Investigation of deposition effects on the dynamic behavior of ALTP heat-flux sensors
Autoren |
Claudia Hofmann |
|---|---|
Medien | Sensors and Actuators A: Physical |
Veröffentlichungsjahr | 2026 |
Band | 408 |
Seiten | 118020 |
Veröffentlichungsart | Journal-/Zeitschriftenbeiträge |
Forschungsprojekt | EnErhOw |
DOI | |
Zitierung | Hofmann, Claudia; Thurner, Simon; Huber, Konstantin; Roediger, Tim; Brune, Jan-Erik; Mundt, Christian (2026): Investigation of deposition effects on the dynamic behavior of ALTP heat-flux sensors.
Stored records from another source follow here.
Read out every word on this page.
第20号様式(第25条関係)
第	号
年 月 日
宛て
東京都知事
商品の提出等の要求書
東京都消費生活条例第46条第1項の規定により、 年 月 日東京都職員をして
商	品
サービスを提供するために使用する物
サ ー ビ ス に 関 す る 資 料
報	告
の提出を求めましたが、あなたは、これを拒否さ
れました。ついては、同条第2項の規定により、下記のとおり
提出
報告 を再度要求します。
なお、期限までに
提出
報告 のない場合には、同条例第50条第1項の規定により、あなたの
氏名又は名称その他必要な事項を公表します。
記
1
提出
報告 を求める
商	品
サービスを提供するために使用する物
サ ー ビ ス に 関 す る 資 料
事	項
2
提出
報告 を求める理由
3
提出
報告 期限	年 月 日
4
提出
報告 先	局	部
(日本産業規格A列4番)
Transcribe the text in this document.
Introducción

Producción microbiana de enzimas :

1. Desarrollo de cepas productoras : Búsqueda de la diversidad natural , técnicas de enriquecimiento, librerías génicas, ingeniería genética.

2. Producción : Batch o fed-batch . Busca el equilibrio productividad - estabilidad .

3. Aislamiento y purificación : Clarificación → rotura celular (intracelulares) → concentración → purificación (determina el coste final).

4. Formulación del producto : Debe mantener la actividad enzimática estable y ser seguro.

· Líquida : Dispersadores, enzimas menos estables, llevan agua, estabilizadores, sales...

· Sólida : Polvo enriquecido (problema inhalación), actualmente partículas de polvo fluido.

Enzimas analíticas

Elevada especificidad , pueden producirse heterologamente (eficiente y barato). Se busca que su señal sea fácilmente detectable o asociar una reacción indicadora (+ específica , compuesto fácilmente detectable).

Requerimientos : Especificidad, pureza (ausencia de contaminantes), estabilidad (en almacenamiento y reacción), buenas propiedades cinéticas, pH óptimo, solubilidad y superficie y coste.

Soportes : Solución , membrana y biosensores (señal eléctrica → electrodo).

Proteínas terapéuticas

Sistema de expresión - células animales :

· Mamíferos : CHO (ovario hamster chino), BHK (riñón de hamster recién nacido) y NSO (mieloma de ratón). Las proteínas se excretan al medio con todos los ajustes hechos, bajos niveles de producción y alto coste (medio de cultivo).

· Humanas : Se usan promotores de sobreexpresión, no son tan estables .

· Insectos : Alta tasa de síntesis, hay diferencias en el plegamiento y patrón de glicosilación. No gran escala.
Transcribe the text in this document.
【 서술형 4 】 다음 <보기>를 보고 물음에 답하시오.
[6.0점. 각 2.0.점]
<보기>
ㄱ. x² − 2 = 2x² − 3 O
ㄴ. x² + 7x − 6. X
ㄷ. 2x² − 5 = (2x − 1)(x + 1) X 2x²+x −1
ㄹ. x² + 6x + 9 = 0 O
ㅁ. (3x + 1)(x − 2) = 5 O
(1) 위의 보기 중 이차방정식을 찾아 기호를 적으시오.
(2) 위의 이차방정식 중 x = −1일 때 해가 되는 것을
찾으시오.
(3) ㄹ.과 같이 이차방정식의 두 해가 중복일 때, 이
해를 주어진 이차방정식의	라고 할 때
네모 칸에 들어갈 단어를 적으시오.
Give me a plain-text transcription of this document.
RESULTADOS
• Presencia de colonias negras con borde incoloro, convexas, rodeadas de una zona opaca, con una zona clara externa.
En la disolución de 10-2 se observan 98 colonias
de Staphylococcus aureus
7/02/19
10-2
Sensors and Actuators A: Physical 408, 118020. DOI: 10.1016/j.sna.2026.118020 |
Peer Reviewed | Ja |
Investigation of deposition effects on the dynamic behavior of ALTP heat-flux sensors
Abstract
This study investigates the impact of carbon deposition on the dynamic response of fast-response Atomic Layer Thermopile (ALTP) heat-flux sensors in sooting and particle-laden environments. Sensors exposed to real operating conditions and to controlled laboratory coatings were characterized using laser-based frequency-response calibration from 1kHz to 2MHz and compared with finite-element simulations. Carbon deposits cause a pronounced reduction in sensor bandwidth and increased attenuation of high-frequency signals, while the static sensitivity remains largely unchanged and within the ±14% calibration uncertainty. Systematic variations of carbon layer thickness up to several micrometers reveal a strong dependence of the −3dB cut-off frequency on deposition thickness, from which an empirical decay function was derived. For example, the cut-off frequency decreases from approximately 200kHz for clean sensors to about 150kHz for deposited sensors under realistic conditions. A finite-element model reproduces the observed trends, confirming that increasing deposition adds thermal resistance and inertia. Deviations at larger thicknesses are partly attributed to the experimental normalization constraint, since the lowest experimentally accessible reference frequency of 1kHz, which possibly does not represent the low-frequency limit for larger thicknesses. When using the same normalization frequency, good agreement between simulation and experimental data is observed. The results demonstrate that surface deposits primarily affect the dynamic response of ALTP sensors by introducing a thickness-dependent low-pass filtering effect which can lead to an underestimation of high-frequency heat-flux fluctuations. The presented empirical relation provides a basis for correcting deposition-induced dynamic errors and improving the reliability of high-frequency heat-flux measurements.